Adding to this, Barnett Waddingham chartered financial planning and self-invested pensions technical specialist, James Jones-Tinsley, clarified that while it seems inflation is finally moving in the right direction, policy makers and state pensioners will be holding onto their sighs of relief, as inflation is yet to hit single digits.

He continued: “September’s inflation figure should, under the current policy, dictate the state pension for the 2024 tax year.

"Pensioners should be hoping for a return to a more feasible rate of inflation by then, to enable the government to uphold the triple lock and secure a comfortable state pension increase next April. If inflation is still notably high, upholding the lock would look financially untenable.

“Of course, this is in the government’s political best interest too; unless their hand is forced by the economic reality, they won’t want to make any changes until after a general election.”

This was echoed by PensionBee CEO, Romi Savova, who stated:“Those hoping for relief from persistent inflation will be disappointed to see it fail to drop to single-digit levels last month.

"High inflation is hard to cope with day-to-day, but for savers trying to build long-term wealth, it is even more difficult to meet future retirement goals.

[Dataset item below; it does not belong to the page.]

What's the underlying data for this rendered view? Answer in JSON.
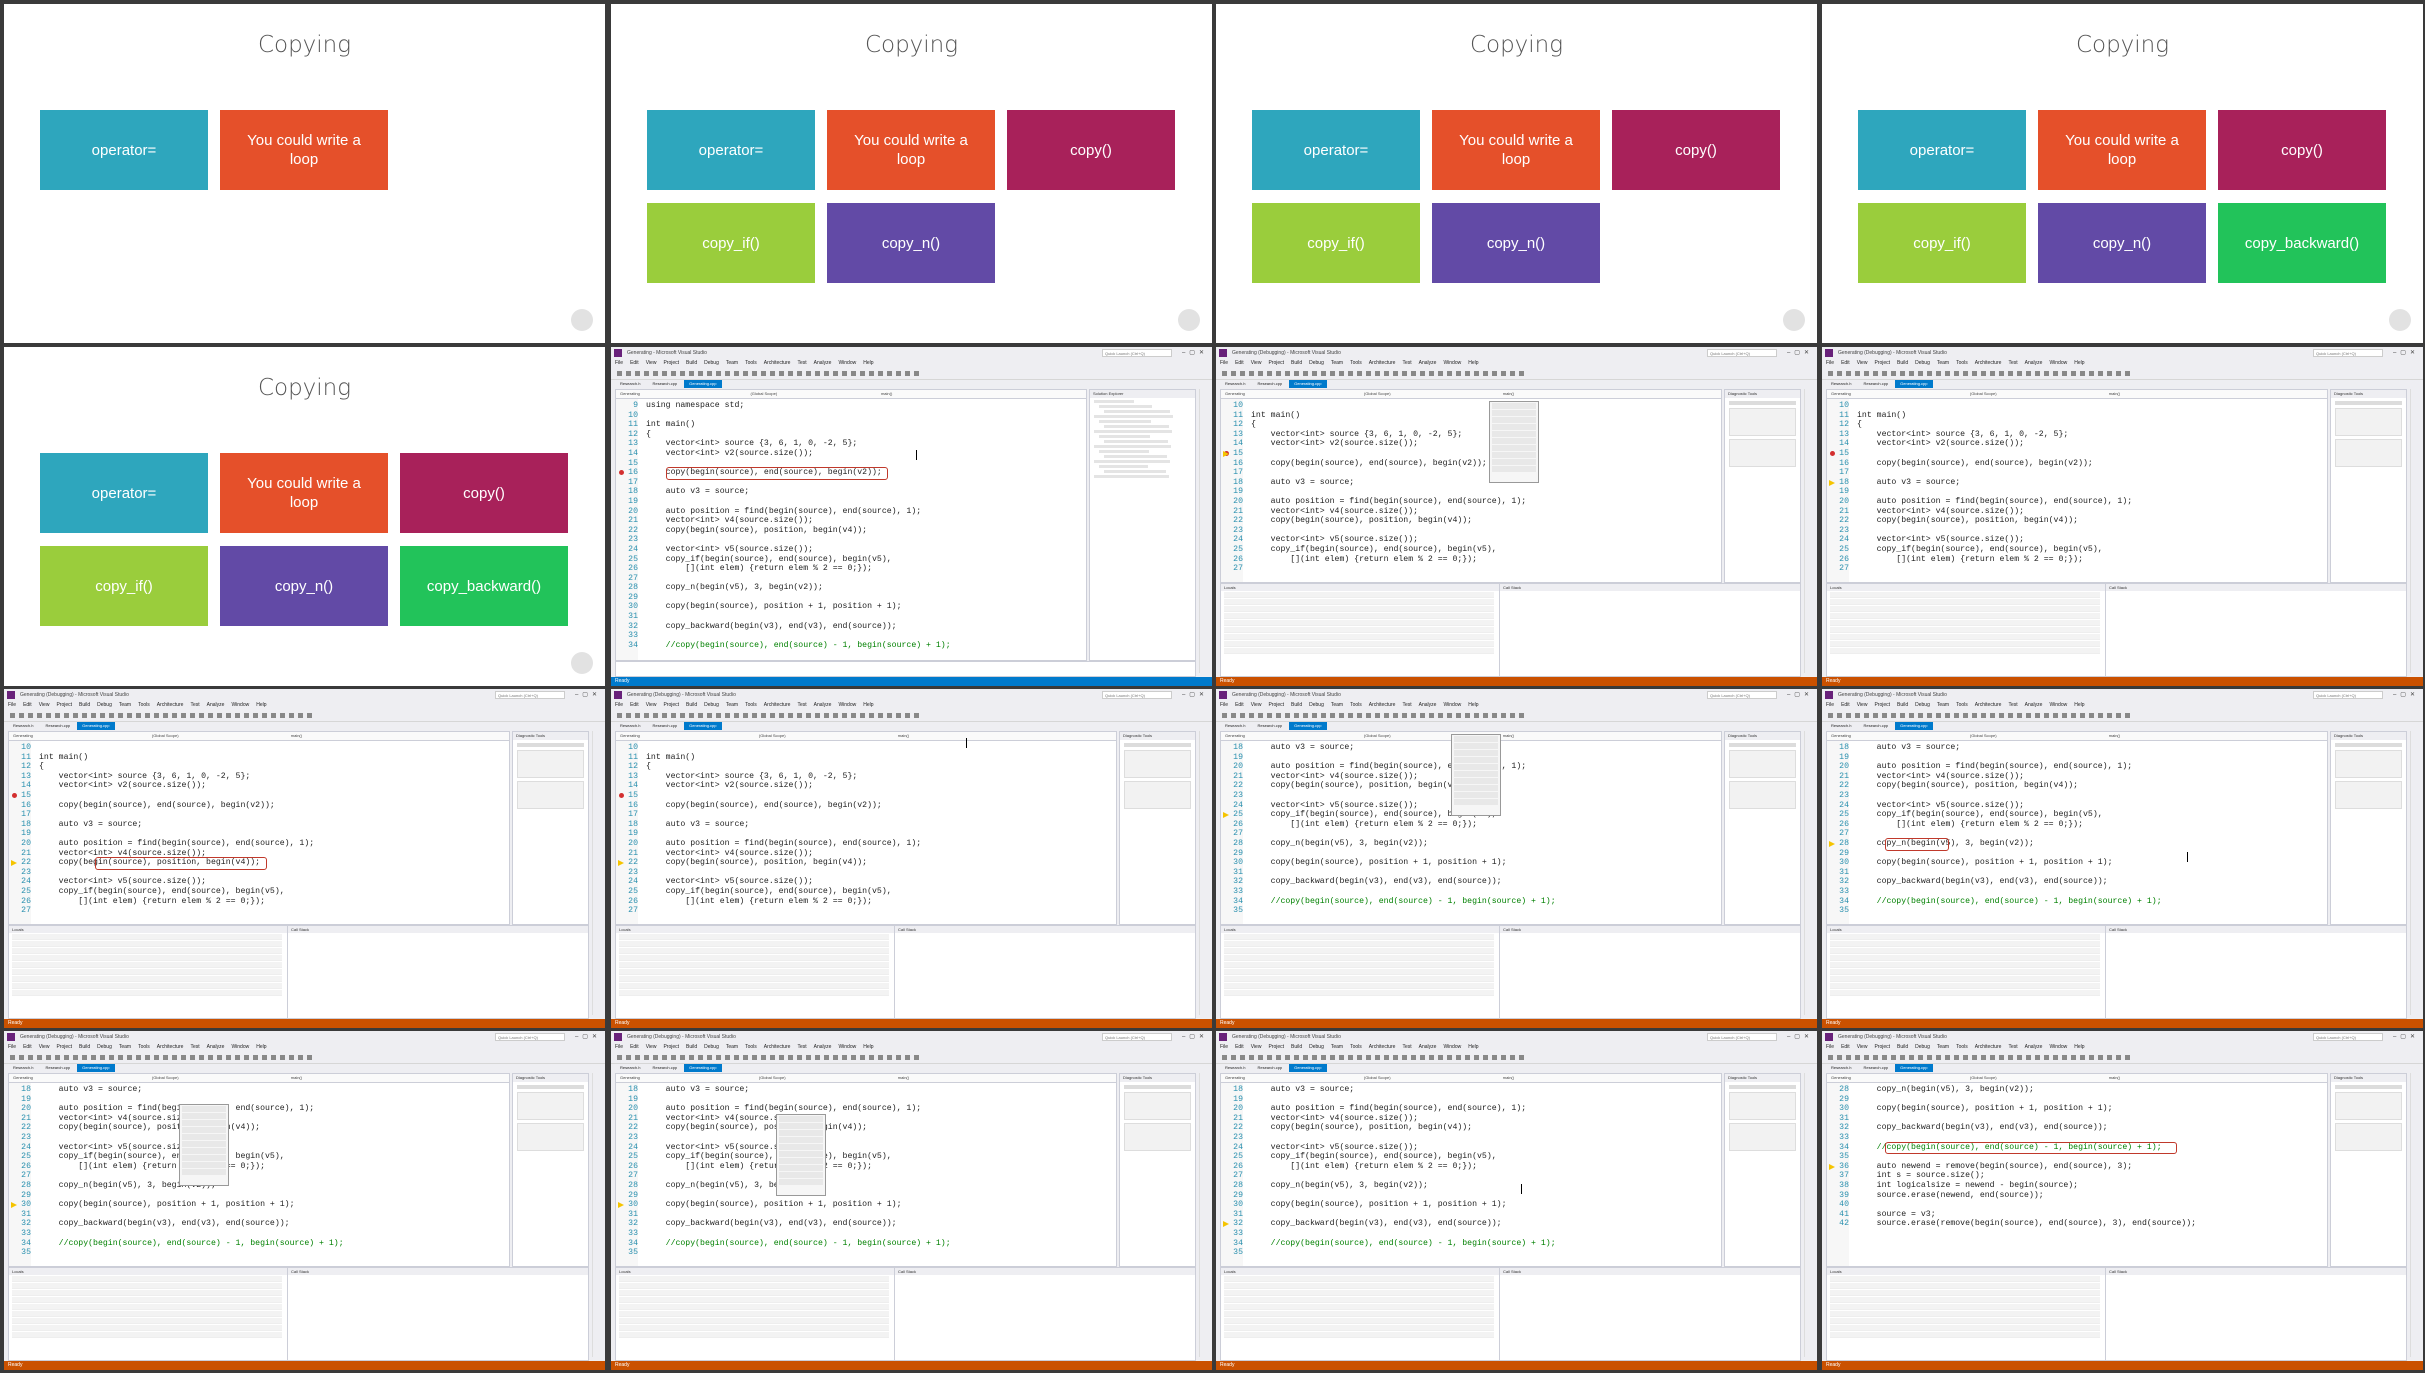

"Not only is it challenging to find the spare cash to make contributions, but it also makes it harder to generate a ‘real’ return above inflation, so the purchasing power of one’s pension is decreased.

"The recent rise in the state pension should provide some welcome support for pensioners, but as high inflation persists, covering the basics continues to be challenging for all, but particularly those on low, limited incomes.”

Despite the fall, Quilter Investors chief investment officer, Marcus Brookes, also argued that "this inflation problem is persisting and the fact is it remains at eye watering levels".

"With fairly punchy estimates and the government hitching its wagon to halving inflation by the end of the year, it will be hoping it falls at a faster rate than just a few decimal percentage points each month," he said.

“Nevertheless, consumer confidence is beginning to return and the economy may not be as harmed by this cost of living crisis as first feared. For as long as the economy can hold up, the Bank of England (BoE) will keep the option of interest rate rises firmly on the table.

“With the headline rate of inflation eventually coming down to hopefully more palatable levels, there will be an increased focus on what is going on under the bonnet with core inflation.

"This measure failed to shift in March and this will be a real concern to the BoE. Should that fail to fall meaningfully in the next couple of months, then more aggressive monetary policy from the BoE may be required yet again.”